The skills learned at BTVI are now being applied in the workplace by 67 students who are presently on four-week internships for the spring semester.
Each intern will work for 40 hours a week, amounting to 160 hours - a requirement for graduation. They will receive professional experience at various organizations ranging from Culmer’s Plumbing and Platinum Welding to the Ministry of Education, the Bahamas Electricity Corporation and the Bahamas Telecommunications Company. Students will have the opportunity to gain additional competencies, while networking and possibly secure jobs.
The Student Affairs Department held a seminar prior to the commencement of internships, with Student Affairs Coordinator, Racquel Bethel, giving them advice to be successful in the workplace. Ms. Bethel noted that the experience is not only about skills, but work ethics.
“Add value to the institution you’re going to. Have the right attitude. Don’t go in there with the mind to show off. Every organization has a corporate culture. Go to learn. You’re not to go there to be the boss and take over,” she cautioned.
Office Assistant student, Mitzi Sanches, expressed her excitement, stating that her time at BTVI has been a stepping stone to where she wants to go.
“I expect to gain work experience. Even tasks that are a challenge, I expect to complete. I want to gain knowledge every day, if possible, while networking,” said the 18-year-old.
Keisa Knowles, who is studying towards an Associate’s of Applied Science degree in Information Technology Management, said BTVI has prepared her well to enter the workplace.

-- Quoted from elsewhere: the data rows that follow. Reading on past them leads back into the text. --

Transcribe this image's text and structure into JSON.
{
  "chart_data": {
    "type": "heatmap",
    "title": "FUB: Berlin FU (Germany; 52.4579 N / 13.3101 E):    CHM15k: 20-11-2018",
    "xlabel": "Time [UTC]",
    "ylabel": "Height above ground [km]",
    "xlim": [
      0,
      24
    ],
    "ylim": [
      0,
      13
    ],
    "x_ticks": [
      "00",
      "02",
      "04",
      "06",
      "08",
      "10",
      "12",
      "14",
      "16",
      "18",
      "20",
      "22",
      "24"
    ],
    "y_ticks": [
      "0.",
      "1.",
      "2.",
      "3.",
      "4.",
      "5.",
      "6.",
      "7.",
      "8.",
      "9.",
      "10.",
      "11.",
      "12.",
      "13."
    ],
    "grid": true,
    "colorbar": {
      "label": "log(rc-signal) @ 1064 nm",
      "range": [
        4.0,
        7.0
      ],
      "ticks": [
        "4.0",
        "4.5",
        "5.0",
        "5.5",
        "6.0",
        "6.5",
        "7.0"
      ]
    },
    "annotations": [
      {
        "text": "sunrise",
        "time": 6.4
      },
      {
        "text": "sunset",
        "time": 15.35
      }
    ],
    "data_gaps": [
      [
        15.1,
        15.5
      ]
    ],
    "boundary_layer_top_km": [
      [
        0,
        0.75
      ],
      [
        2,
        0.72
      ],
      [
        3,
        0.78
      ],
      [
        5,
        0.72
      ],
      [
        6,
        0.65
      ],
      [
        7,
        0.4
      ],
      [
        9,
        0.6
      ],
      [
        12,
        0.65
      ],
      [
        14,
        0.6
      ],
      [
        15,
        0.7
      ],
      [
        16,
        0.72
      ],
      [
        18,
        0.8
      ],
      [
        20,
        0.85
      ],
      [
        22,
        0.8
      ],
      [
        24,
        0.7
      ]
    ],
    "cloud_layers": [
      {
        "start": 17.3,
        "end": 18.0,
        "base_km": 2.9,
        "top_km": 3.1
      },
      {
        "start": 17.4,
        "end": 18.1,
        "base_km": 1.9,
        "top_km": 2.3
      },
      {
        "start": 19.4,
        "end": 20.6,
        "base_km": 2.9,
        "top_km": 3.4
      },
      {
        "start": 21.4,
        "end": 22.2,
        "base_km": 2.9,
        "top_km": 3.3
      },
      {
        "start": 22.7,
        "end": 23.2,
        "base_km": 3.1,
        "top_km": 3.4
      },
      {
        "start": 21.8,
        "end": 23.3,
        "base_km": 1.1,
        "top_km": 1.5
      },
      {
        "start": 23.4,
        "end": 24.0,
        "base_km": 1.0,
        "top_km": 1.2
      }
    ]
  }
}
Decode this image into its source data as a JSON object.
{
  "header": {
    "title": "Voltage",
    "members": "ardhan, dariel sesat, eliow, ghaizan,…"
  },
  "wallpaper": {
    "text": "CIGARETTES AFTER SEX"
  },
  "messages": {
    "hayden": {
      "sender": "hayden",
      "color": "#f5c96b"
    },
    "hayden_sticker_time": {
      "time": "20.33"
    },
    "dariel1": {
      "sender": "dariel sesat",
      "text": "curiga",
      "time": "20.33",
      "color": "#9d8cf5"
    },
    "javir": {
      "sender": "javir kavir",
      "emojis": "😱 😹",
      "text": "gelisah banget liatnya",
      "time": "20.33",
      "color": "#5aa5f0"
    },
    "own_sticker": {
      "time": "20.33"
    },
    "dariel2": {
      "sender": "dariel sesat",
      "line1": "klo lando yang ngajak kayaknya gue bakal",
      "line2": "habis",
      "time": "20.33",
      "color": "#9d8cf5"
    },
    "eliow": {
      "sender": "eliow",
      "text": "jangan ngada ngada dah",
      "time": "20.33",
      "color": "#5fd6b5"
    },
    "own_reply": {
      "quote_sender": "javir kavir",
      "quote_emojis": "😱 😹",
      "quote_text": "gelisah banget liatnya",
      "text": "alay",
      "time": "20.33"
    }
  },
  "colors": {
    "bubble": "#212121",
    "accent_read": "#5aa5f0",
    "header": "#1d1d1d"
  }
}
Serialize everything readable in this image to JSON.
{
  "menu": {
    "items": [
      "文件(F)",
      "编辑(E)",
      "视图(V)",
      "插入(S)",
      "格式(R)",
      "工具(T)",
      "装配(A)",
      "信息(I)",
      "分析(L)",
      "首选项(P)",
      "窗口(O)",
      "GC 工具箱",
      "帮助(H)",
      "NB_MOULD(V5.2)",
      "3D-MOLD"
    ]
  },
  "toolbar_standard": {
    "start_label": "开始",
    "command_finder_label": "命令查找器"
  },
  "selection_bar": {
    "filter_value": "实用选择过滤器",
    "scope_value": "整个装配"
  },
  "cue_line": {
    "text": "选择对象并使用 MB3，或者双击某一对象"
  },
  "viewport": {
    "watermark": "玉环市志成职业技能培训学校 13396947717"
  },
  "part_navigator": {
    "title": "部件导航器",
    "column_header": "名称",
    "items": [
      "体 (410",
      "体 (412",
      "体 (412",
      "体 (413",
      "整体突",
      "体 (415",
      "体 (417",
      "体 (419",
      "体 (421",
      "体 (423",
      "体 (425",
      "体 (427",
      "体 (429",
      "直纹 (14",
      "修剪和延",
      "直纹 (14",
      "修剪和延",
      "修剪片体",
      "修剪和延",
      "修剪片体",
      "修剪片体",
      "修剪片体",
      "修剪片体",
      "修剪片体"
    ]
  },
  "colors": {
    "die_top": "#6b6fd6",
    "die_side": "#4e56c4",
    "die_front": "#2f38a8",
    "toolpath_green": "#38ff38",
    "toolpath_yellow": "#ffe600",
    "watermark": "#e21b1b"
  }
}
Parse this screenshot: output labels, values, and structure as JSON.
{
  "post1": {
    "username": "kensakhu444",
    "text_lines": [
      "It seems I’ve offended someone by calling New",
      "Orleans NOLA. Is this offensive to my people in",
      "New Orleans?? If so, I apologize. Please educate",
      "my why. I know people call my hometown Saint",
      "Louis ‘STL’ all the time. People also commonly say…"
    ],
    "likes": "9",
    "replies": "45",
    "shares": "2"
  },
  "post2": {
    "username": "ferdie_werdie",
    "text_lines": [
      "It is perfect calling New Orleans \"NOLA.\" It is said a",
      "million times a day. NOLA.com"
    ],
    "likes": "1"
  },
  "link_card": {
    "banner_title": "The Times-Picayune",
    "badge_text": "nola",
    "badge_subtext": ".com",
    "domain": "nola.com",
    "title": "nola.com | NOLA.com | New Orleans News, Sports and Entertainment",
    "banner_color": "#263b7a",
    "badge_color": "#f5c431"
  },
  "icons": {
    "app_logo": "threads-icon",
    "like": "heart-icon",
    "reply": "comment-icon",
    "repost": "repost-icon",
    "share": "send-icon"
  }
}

“This internship is a chance to exercise everything I’ve learned such as disassembling and assembling laptops and desktops,” said Keisa.
“Initially, I saw BTVI as just a place to gain knowledge, but it’s not just an institution. I’ve gained a family,” exclaimed the 25-year-old.
Meanwhile, Dean of Construction Trades, Alexander Darville, encouraged the interns to apply safety rules while on the job.
“Regardless of your discipline, closed shoes are important – whether you are at the office or on the construction site. If you are sitting on a chair that is rocky, you need to respectfully say something because it could injure your back. What you would have learned here, express it,” said Mr. Darville.
Beyond the necessary paper work, Mr. Darville further suggested to students to keep a personal diary of their internship, documenting experiences and evaluating their performance and growth at the culmination of the four weeks.